Queste considerazioni ricordano il Villaggio Crespi d'Adda (BG), una vera e propria cittadina costruita agli inizi del novecento dal proprietario per i suoi dipendenti e le loro famiglie. Ai lavoratori venivano messi a disposizione una casa con orto e giardino e tutti i servizi necessari. In questo piccolo mondo il padrone "regnava" dal suo castello e provvedeva come un padre a tutti i bisogni dei dipendenti: dentro e fuori la fabbrica. Nel Villaggio potevano abitare solo coloro che lavoravano nella fabbrica, e la vita di tutti i singoli e della comunità intera "ruotava attorno alla fabbrica stessa", ai suoi ritmi e alle sue esigenze. Il Villaggio industriale Crespi si è conservato straordinariamente integro fino ai giorni nostri. La veduta è del 1927: oggi nulla è cambiato, salvo che le attività tessili della fabbrica non sono più operative.
Ma ritorniamo alle scelte di IBM, che qualcuno ha voluto contrapporre al modello smart working. Ricordiamo che lo scopo di quest’ultimo è essenzialmente quello di lavorare in modo flessibile, incrementare la produttività e cercare la conciliazione dei tempi della vita personale e del lavoro. La prestazione viene eseguita in parte all’interno dei locali aziendali senza una postazione fissa, in parte all’esterno dell’azienda, entro la durata dell’orario di lavoro derivante da un contratto di lavoro subordinato.
Va subito notato che, non solo nel caso IBM, l’applicazione dello smart working quasi mai può raggiungere la totalità dei dipendenti di un’azienda. Le esigenze di ciascuna azienda sono molto varie e non si può sempre affermare che lo smart working sia una scelta vincente.
Premesso che bisogna capire quale è la situazione dell’organizzazione, - sia per quanto riguarda il livello di responsabilizzazione dei dipendenti, - sia per la capacità dei capi di gestire il rapporto con i loro collaboratori per obiettivi.

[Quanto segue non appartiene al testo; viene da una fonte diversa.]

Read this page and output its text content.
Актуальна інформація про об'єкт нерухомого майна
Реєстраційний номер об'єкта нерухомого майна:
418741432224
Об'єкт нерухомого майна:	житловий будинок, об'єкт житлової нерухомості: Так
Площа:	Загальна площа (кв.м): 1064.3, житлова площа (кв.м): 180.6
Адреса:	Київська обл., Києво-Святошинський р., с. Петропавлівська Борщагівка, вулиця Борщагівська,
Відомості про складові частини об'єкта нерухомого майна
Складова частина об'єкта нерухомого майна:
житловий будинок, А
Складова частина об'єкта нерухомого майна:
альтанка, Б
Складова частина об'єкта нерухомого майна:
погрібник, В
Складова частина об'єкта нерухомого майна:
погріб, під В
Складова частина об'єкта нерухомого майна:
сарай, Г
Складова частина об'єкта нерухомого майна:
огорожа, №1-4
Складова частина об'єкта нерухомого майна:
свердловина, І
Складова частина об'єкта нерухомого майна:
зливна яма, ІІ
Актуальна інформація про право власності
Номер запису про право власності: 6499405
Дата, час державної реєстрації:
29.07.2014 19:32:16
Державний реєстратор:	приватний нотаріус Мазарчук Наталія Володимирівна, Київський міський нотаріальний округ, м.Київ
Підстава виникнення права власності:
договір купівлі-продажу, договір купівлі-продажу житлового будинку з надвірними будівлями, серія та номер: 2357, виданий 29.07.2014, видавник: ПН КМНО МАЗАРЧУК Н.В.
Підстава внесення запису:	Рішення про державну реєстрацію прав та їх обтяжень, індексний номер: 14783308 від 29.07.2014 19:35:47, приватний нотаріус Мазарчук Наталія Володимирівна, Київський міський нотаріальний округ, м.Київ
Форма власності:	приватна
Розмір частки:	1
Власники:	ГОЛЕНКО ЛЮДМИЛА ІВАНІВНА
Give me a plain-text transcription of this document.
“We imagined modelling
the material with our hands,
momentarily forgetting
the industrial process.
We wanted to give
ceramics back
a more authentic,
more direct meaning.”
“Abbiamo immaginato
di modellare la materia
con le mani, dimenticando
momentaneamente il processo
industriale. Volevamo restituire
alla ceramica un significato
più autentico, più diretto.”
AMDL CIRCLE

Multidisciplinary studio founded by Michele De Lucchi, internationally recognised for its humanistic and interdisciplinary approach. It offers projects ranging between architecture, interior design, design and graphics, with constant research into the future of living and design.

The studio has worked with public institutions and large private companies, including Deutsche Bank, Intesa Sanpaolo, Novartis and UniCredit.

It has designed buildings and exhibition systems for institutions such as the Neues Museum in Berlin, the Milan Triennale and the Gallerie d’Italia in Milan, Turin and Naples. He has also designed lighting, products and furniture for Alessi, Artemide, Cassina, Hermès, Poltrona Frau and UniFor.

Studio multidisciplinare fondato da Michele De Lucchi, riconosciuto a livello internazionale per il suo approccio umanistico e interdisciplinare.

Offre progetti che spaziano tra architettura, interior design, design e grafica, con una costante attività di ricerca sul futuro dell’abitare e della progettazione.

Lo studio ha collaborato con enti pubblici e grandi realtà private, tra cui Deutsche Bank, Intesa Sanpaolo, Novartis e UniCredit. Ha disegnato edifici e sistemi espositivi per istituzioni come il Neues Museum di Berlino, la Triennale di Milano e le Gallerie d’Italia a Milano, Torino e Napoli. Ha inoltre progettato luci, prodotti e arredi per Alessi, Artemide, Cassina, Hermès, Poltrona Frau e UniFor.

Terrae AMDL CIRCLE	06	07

Poi, serve conoscere gli obiettivi che un’azienda vuole perseguire e su quali unità dell’organizzazione decide di muoversi con priorità. Si suggerisce di ragionare su due possibili scelte, ponendosi dal punto di vista dei collaboratori:
- poter partecipare meglio alla vita dei gruppi di lavoro, anche virtuali, non pianificati e allargati alla filiera del business;
- poter godere dei vantaggi del work-life balance, ad esempio nei trasferimenti casa-ufficio.
Un adeguato bilanciamento farà emergere il modello da applicare unità per unità e nel tempo.
Se lo smart working non è la soluzione per tutte le stagioni, è anche vero che la sua applicazione è un esercizio importante per innovare le nostre aziende. Anche dal punto di vista della adozione dei servizi tecnologici, in particolare quelli UCC.